MANAS: Journal of Engineering (Jun 2021)
One Step Ahead Prediction of Ozone Concentration for Determination of Outdoor Air Quality Level
Abstract
With the rapid spread of urbanization, competent authorities become increasingly anxious from air pollution risks and effect on citizens especially those with respiratory diseases. In this work, performances of six machine learning methods were analyzed for prediction of maximum ozone (O_3) concentration for the next-day. The models make the prediction using concentrations of six atmospheric components (PM2.5, PM10, Ozone (O3), Sulfur Dioxide (SO2), Nitrogen Dioxide (NO2), and Carbon Monoxide (CO)).
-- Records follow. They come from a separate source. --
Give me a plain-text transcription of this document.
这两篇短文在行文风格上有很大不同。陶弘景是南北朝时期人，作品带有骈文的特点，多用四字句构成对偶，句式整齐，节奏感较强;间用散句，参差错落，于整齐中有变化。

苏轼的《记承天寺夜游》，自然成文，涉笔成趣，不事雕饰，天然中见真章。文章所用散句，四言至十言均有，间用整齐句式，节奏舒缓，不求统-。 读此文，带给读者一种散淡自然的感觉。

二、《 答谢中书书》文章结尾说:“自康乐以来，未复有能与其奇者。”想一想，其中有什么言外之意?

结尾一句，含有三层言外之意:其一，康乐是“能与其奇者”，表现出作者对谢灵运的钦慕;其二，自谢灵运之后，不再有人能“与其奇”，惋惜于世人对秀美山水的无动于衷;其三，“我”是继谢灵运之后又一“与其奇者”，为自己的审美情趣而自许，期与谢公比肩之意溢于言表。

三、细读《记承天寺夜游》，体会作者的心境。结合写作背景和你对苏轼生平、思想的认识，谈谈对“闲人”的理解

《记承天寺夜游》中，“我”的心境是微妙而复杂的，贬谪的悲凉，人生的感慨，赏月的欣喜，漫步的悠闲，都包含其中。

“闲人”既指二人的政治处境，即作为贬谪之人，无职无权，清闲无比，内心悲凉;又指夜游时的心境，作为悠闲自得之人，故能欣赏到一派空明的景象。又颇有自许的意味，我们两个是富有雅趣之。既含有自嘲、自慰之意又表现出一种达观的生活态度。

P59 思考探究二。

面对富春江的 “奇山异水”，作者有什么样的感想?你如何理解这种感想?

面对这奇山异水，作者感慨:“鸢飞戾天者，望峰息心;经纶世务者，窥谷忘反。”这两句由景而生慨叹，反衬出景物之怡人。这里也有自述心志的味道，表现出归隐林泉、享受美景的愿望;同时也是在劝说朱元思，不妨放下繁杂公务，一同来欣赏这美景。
The utilized machine learning methods are multilayer perception (MLP), Support Vector Regression (SVM), k-Nearest Neighbor (K-NN), Random Forests (RF), Gradient Boosting (GB), and Elastic Net (EN). After the predictions made by these models, the predicted values were further processed to be classified into one of the six air quality levels defined by United States Environmental Protection Agency. The prediction performances of the models as well as their corresponding classification results were analyzed. It was shown that MLP model gives the lowest RMSE of 2246 for prediction step while SVR achieved the highest accuracy score of 0.790.